Dina B. Tresnan, DVM, PhD
Dina is currently Program Director, Senior Director, Vaccines Development Management at Pfizer, where she leads cross-functional teams responsible for Vaccine development. Dina earned her BSc from Stanford University, Stanford, CA; DVM from the University of California-Davis, Davis, CA and a PhD in molecular virology from Cornell University, Ithaca, NY (in Colin Parrish’s lab). She is a Diplomate of the American College of Veterinary Microbiology (boarded in Virology and Immunology) and a member of their Biosecurity Task Force. Previously she led a group of healthcare professionals in Safety Surveillance and Risk Management in Worldwide Safety at Pfizer, where she directed the pharmacovigilance and development, implementation, and evaluation of global risk management strategies aimed at achieving optimum benefit-risk for medicinal products throughout their lifecycle, with a particular interest in vaccines, biotherapeutics and advanced medicinal therapies. Most recently she led a group of Safety Risk Leads (SRL) supporting Immuno-Oncology programs as well as was SRL for the development of the COVID-19 mRNA Vaccine and original submissions. Prior to that she supported programs in early development in Vaccines, Oncology and Rare Diseases and was a Disease Area Head managing a group of safety risk leads/physicians globally to support pharmacovigilance and risk management deliverables for a broad portfolio including vaccines, large and small molecule medicines, innovative and established products, devices, and Rx to OTC switches.
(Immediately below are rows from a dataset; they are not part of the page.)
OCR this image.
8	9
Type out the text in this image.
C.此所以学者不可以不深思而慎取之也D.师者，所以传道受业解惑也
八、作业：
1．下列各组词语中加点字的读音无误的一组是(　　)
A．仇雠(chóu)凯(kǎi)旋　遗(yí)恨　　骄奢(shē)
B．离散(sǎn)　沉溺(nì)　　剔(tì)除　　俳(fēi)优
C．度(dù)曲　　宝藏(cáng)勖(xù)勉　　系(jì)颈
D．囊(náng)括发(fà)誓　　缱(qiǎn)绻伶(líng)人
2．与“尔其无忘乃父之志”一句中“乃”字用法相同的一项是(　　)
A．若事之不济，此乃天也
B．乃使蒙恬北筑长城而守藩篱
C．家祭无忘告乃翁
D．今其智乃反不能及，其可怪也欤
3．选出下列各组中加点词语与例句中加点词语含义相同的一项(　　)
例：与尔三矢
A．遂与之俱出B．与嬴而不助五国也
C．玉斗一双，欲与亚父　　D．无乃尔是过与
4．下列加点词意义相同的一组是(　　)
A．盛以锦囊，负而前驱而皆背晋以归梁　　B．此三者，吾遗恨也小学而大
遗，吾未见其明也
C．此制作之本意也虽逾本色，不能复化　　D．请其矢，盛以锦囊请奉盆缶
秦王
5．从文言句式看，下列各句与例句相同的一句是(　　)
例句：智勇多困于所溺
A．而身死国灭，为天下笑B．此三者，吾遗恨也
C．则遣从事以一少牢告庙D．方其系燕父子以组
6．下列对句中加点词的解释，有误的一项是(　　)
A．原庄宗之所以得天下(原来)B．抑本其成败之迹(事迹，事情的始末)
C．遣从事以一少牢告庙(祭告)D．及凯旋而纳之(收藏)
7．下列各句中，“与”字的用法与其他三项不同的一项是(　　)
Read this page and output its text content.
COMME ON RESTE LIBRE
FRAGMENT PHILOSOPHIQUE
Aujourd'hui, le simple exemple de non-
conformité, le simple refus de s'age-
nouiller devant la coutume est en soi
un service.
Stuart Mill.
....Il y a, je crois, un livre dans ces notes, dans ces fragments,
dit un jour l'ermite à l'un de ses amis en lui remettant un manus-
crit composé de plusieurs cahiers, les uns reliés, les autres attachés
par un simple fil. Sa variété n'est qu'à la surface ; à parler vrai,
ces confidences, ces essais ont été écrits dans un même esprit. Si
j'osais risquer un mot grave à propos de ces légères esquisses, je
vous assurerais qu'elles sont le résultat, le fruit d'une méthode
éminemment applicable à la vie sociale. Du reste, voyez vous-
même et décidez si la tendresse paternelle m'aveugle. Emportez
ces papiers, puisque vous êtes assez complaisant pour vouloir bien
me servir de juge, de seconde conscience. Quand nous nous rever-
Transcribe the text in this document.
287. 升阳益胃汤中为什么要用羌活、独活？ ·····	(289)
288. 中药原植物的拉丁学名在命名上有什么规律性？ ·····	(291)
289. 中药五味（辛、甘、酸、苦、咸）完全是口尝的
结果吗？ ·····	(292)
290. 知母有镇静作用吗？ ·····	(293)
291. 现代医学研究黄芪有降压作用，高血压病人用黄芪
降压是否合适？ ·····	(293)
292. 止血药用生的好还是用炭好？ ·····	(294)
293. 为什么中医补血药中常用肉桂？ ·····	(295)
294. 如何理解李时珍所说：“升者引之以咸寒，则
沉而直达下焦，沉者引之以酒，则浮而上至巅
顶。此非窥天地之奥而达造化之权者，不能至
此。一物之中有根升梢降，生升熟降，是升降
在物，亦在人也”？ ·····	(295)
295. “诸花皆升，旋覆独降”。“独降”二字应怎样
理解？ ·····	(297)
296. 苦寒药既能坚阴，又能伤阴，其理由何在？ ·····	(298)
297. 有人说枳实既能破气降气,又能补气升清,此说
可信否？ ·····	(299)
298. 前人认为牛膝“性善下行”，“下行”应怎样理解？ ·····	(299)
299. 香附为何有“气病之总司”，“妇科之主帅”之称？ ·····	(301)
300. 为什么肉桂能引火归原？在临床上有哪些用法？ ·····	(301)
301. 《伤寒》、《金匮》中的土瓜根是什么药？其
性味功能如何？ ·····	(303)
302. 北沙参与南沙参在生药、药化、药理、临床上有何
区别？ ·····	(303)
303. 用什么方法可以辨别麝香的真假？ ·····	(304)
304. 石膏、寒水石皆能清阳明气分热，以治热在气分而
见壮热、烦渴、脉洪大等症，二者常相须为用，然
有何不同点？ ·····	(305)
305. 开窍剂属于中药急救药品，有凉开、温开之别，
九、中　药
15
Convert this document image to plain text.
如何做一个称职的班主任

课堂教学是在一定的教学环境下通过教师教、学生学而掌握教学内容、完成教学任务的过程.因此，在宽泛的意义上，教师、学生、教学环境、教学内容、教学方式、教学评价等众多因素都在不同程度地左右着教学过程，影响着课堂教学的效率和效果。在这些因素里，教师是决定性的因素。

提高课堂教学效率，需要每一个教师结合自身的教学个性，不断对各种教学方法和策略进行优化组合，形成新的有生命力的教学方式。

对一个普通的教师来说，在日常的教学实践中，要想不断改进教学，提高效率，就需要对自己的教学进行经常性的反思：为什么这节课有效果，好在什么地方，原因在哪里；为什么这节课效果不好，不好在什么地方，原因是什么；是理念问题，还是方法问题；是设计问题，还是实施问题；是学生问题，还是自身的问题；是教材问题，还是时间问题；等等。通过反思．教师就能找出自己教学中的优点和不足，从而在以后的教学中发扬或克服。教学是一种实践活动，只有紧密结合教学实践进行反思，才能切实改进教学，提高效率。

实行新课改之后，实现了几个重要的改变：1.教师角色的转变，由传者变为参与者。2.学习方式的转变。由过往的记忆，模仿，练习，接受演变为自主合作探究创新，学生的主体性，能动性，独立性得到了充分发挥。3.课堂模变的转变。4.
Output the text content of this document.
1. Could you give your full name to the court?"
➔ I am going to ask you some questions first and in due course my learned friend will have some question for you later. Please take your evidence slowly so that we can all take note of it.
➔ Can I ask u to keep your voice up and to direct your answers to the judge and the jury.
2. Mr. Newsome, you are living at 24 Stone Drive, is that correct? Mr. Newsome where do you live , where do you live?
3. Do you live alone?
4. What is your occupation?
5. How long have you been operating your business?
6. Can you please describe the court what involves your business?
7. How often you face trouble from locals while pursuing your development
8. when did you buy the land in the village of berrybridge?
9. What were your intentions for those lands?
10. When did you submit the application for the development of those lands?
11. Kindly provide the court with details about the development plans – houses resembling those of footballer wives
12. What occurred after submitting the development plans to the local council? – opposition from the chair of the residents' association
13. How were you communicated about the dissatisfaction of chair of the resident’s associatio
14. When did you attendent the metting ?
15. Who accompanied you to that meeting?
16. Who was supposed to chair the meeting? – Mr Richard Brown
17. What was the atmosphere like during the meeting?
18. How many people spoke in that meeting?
Other roles at Pfizer include Intellectual Property Lifecycle Management and Planning in the Legal Division and Project Leader in Animal Health Biologicals. Prior to Pfizer, Dina worked in various labs studying the regulation of immune responses, as well as viral pathogenesis and host cell tropism, as an assistant professor of Microbiology at the University of Colorado Health Sciences Center and in laboratories at the Baker Institute (Doug Antczak), Stanford University Medical Center and the DNAX Research Institute.